LONDON, March 8 (UPI) — “It is the worst political crisis in Danish foreign policy history,” said a ranking diplomat to an invited audience of 100 last week in Prague. The cartoon crisis had not just raised the question of compatibility between cultures, but also of competing cultures within Denmark itself. The Danish government was not quick enough to respond, and key Islamic leaders in Denmark used the situation to their own selfish benefit.
An ambassador noted that “one should not get provoked even if someone provokes you,” noting that in fact, the Danes and their Lutheran background made them a very tolerant people. He added that he did not accept the paradigm of the “clash of cultures.” Instead, he saw the need to de-escalate the tension and look for a moving-forward strategy.
Another ambassador said “of course the cartoons offended, but there was much more behind it. The cartoons were the drop that caused the water to run-over. The current situation in Afghanistan, the war in Iraq, the conflict between the Palestinian Authority and Israel, Iran and the War on Terror have provoked a huge out-flux of emotions amongst Muslims.” The ambassador, who has been stationed in Islamic countries, continued that the conflict was not about one culture, and one religion. “We need to look beyond traditional politics. We need a dialogue between community leaders in various countries, to go below the waterline, to reach regional interests that are not being represented in the international political arena.”
In a splendid room of the Morzin Palace, the Prague Society and Global Panel had invited a small well-placed group of European diplomats, ambassadors, a few professors, a constitutional court judge and students representing five academic institutions to discuss whether “Diplomacy is capable of handling the crisis between secular and religious societies.” One might have expected the discussions to boil over. But order was kept, and the host, Ambassador Gheorghe Tinca, the first Romanian civilian defense minister after the fall of Ceausescu, kept people in a calm yet intense stride.
“There is nothing wrong with Islam,” a highly respected diplomat and expert on Islamic States stated. “All religions have extreme wings. In fact,” he continued, “there is no single explanation for the current tensions. The cartoons served only as a funnel. We must look at each of the countries separately, and approach them separately. The group approach can only fail. The violent reactions have not been analyzed completely, though we know they were partially manipulated by powerful selfish interests. Only time will give us the real reason.”
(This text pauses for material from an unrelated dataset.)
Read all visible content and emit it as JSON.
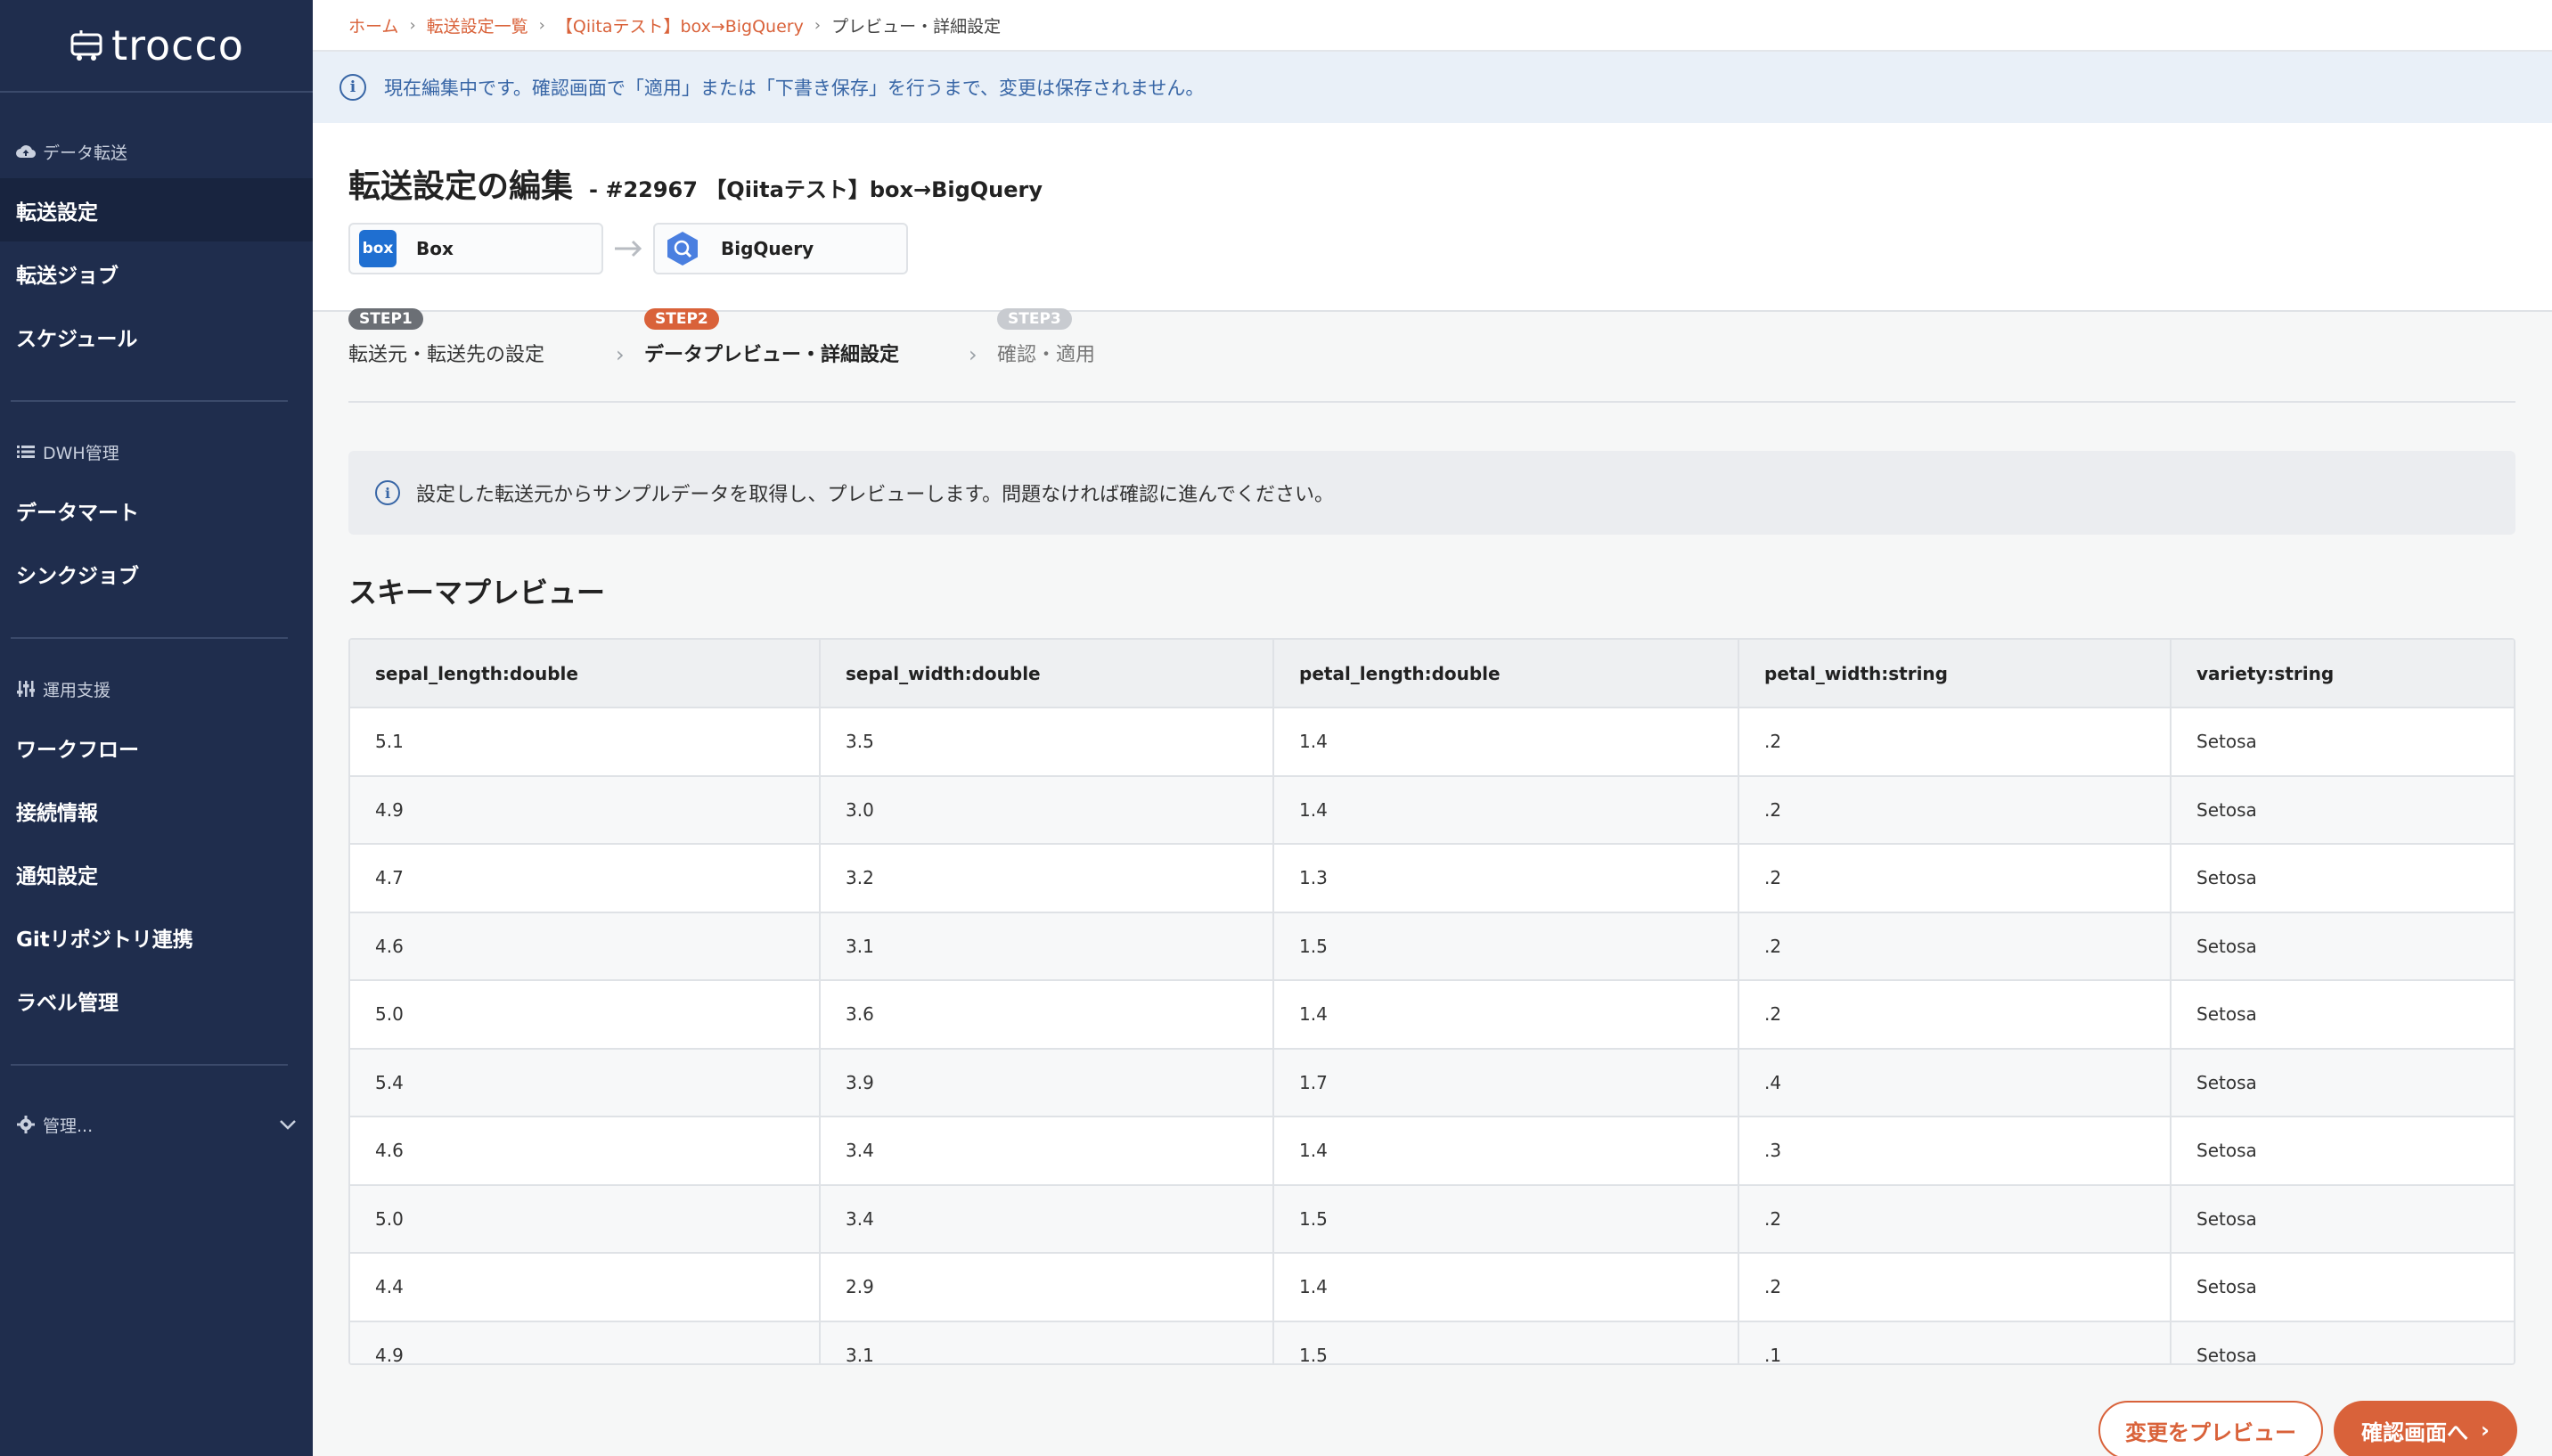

One thing is clear, the “cartoon business” is likely not unique, and certainly a foreshadowing of things to come.
A leading professor, having been asked several questions by some of the students, answered “the West knows very little about Islam. Islam knows little about the West. They do not understand — nor appreciate — our value of free speech. Their concept of freedom is different than ours. We do not speak their languages, never-mind their dialects. How far should freedom of expression go? It is absurd to think they will adopt our values completely while they believe we disrespect theirs. Yes, their response was exaggerated, but it was provoked.”
In quick-fire repartee emotions did flare, though respectfully. Students argued that education is a possible solution. They also argued that one must invest in cultural ties, religion and family — especially in conflict regions. Said one student, “we invest short-term in dictatorships. They are corrupt and being aided by the West. They do not look out for their own people. And, then later, we wonder why they have turned against us. Brilliant foreign policy!!”
A prominent Czech Diplomat, who has held several high portfolios, argued that one must be careful about lumping Islam together. “There are numerous differences between Arabic and Asian Islam. Asia does have Islamic countries that practice the rule of law. They might not be our version of democracy, but they are peaceful and stable.” Added another speaker, “a severe problem is that the West poaches moderate Muslims from their own countries. And, when we need them, they are not there to help us because they are living among us. This is fine for our societies, but harmful to their own. As in the West, there is a battle of ideas taking place in the Islamic world. Muslims are quite tired of Western paternalism.”
“I think that we need to look at Islam in two separate ways. We need to get help from secular Islam and learn to battle fundamentalist Islam, while still being conciliatory,” added an Iraqi student, noting, “a root of this problem is economic disparity.”
This provoked anger. “Let me be clear,” retorted a speaker, “I lost family in the World Trade Center. None of the terrorists were poor, or fundamentalist for that matter. They were all educated in the West, and products of middle class families. Of course economic disparity is a problem which needs to be eradicated. But the poor are not the ones blowing-up our buildings. And, when they do, they are being manipulated by Western-educated non-pious Muslims using Islam as an excuse for their sick deeds.”
There is a battle of ideas taking place in the West, especially in the United States. This battle is also taking place in the Islamic world. There are many reasons why we have arrived at this junction. Having grand strategies that fail in their implementation will not solve the problem.
One thing is clear — this is a wake-up call.